Vivaldi ou le triomphe des femmes à la Philharmonie de Paris
Cette œuvre s’inscrit dans la continuité du travail de Jordi Savall sur l’histoire mouvementée de l’Europe aux XVIIe et XVIIIe siècles. En effet le sujet du livret, la résistance du peuple juif face à l’invasion des troupes assyriennes, est en fait une allégorie de la guerre entre l’Empire ottoman et la République de Venise au moment de la création de l’œuvre.
Juditha triumphans était destinée aux orphelines du Pio Ospedale della Pietà à Venise. Par conséquent son effectif vocal est exclusivement féminin, tant les parties solistes que les parties de chœur. Les douze chanteuses de l’ensemble La Capella Reial de Catalunya, préparées par Lluis Vilamajo, émerveillent dès le premier chœur des soldats assyriens. Le son d’ensemble est exceptionnel de rondeur, de précision et d’homogénéité.
Bien que le sujet traite d’un fait tragique (Judith finit par trancher la tête de son ennemi Holopherne), la musique de Vivaldi est envoûtante de douceur et de sensualité. L’utilisation d’instruments inhabituels en dit long sur la richesse du parc instrumental dont disposait l’Ospedale della Pieta, contribuant grandement au climat particulier de l’œuvre : deux clarinettes pour le chœur des assyriens « Plena nectare non mero », un chalumeau soprano pour l’air de Judith « Veni, veni, me sequere fida », mais aussi une viole, une mandoline, deux flûtes droites : une grande variété de timbres qui met en valeur la qualité des interprètes du Concert des Nations à cette occasion étoffé (34 musiciens) que dirige très sobrement Jordi Savall, avec une économie de gestes. Rien ne perturbe son calme ni sa pulsation, même quand le joueur de chalumeau se fait attendre sur scène et que Jordi Savall, s’excusant auprès du public, va le chercher en coulisse.
Marianne Beate Kielland, prête sa voix de
mezzo-soprano au rôle-titre. Elle possède la suavité nécessaire
pour charmer et amadouer Holopherne (général des assyriens), afin
de lui demander grâce. Dans l’air « Veni, veni,
me sequere fida »,
la douceur de son timbre se marie à celle du chalumeau qui
l’accompagne. Sa voix ronde et chaleureuse imite le tendre chant
d’une tourterelle pour affirmer son affection envers sa suivante Abra.

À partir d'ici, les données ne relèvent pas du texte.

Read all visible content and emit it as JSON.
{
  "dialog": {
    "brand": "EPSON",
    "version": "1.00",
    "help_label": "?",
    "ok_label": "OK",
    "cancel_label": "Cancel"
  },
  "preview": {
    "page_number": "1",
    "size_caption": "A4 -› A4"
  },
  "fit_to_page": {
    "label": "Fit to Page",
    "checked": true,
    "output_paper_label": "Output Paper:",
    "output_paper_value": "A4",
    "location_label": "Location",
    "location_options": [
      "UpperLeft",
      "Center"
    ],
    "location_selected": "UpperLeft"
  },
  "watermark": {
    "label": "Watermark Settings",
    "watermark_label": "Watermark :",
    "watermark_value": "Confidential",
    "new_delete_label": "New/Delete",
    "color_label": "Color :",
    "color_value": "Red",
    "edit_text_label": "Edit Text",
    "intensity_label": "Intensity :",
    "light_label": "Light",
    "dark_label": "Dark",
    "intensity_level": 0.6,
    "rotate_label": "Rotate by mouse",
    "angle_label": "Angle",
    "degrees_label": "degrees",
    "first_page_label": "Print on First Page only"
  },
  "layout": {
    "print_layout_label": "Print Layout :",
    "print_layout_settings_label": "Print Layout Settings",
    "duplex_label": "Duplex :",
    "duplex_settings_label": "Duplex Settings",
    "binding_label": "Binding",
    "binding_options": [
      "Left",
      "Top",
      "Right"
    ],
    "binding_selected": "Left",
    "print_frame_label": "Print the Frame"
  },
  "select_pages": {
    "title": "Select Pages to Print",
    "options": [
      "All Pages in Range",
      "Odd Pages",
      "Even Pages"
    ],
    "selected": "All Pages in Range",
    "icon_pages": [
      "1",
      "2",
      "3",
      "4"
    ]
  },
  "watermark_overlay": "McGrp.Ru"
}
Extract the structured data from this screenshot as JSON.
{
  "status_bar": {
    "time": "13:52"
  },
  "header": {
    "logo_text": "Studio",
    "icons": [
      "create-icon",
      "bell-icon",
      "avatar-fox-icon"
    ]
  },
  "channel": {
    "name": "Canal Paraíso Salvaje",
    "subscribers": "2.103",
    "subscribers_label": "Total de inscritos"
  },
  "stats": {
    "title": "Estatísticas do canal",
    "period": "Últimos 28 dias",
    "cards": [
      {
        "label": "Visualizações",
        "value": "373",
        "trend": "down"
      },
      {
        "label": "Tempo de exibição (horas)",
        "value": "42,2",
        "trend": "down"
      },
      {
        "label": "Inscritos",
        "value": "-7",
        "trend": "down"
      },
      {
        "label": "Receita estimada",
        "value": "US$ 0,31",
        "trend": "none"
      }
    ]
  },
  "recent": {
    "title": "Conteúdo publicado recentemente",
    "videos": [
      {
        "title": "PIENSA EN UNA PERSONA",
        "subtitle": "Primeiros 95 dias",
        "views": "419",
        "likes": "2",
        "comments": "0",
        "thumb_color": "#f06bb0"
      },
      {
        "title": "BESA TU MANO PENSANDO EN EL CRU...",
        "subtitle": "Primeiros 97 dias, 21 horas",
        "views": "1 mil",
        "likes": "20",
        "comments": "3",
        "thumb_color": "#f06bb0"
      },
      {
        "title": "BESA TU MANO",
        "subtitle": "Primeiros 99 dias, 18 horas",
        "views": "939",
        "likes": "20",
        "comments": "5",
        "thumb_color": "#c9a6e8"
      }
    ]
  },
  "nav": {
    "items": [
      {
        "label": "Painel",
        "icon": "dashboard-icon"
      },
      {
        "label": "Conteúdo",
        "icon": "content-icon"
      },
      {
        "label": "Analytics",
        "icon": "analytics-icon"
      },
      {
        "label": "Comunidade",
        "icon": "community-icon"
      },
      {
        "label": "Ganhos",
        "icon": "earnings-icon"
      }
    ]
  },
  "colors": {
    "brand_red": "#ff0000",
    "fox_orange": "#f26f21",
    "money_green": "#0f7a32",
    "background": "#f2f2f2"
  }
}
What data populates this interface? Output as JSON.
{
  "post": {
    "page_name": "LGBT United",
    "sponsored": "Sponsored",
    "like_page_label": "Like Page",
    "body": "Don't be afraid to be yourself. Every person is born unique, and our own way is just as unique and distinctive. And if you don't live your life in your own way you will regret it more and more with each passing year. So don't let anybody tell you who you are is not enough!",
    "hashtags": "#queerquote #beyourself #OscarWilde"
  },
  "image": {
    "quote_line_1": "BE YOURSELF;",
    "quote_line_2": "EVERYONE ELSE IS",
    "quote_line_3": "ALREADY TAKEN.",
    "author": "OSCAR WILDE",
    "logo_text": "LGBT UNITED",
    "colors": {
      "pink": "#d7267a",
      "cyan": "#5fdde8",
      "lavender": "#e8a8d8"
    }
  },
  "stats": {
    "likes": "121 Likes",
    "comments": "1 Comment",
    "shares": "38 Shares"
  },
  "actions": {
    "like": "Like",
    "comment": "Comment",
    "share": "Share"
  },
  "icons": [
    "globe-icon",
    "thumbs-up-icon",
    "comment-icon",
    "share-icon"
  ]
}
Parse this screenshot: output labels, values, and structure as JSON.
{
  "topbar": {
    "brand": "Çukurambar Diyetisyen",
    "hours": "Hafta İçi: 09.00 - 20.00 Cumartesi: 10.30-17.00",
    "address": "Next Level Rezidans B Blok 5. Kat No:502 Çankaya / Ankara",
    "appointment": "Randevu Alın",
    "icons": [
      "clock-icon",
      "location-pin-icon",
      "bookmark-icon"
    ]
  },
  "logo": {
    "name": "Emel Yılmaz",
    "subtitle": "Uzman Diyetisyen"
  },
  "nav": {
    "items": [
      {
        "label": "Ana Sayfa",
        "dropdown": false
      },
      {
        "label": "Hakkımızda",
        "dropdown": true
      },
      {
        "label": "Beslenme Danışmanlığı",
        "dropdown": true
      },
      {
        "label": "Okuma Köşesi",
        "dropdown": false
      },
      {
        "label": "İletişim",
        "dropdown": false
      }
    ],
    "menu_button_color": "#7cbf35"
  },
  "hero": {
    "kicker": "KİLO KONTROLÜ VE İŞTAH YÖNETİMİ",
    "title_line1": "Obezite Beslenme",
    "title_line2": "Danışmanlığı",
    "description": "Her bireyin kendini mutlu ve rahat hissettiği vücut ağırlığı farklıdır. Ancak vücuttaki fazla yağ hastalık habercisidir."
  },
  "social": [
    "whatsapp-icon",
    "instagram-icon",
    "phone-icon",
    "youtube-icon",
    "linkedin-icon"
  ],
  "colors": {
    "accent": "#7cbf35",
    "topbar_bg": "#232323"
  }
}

Par ailleurs elle convoque toute son énergie et sa puissance au
moment où Judith se prépare à perpétrer l’acte fatidique. Jordi Savall, alors, rejoint un groupe de violes soutenant
l’intense récit de la mezzo-soprano « exceptionnellement
forte et ferme avec une voix pure et de qualité, ample et d’une
inaltérable sincérité d’intonation » (comme le demande le programme de salle).
Rachel Redmond possède une voix idéale pour interpréter le rôle de Vagaus : l’émission très précise et souple, le timbre bien défini et clair dans une agilité époustouflante. C’est à ce personnage qu’échoit l’air le plus virtuose de la partition, « Armatae face, et anguibus » au moment de découvrir le corps de son maître décapité. Cet air de fureur est mené à un tempo d’enfer auquel la chanteuse adhère sans sourciller, impressionnant le public qui l’ovationne sans attendre la fin du concert.
Holopherne demeure ambivalent avec une partie plus restreinte que celle de son serviteur et une musique très sensible, rendant sympathique son personnage par ailleurs détestable. Marina de Liso lui prête sa voix ronde de mezzo-soprano, favorable à la sensualité qui se dégage de la musique de Vivaldi. Elle montre quelques fragilités dans son premier air « Nil arma, nil bella » : certains sons émis par en-dessous et un grave manquant de puissance. Mais ces limites disparaissent dès le da capo (reprise initiale) avec une ornementation favorisant le registre plus aigu et des vocalises irréprochables.
Lucia Martin Carton est une Abra juvénile à la voix fine, placée très devant dans le masque, et au vibrato restreint. Faisant partie du Jardin des voix (ainsi que Rachel Redmond) dirigé par William Christie, elle affirme un style exemplaire. La souplesse de son émission vocale alliée à une grande précision offre un très beau duo avec le violon dans « Fulgeat sol frontis decorae ». Kirstin Mulders n’apparaît qu’en deuxième partie dans le rôle d’Ozias. Bien que n’ayant que deux airs, le personnage est important : il est le prêtre qui espère voir la mission de Judith couronnée de succès et qui d’une voix sombre, richement timbrée et au vibrato rapide, l’accueille à la fin de l’œuvre : « Et Juditha triumphans », acclamation attestant la victoire d’un peuple sur son oppresseur, thème cher à Jordi Savall.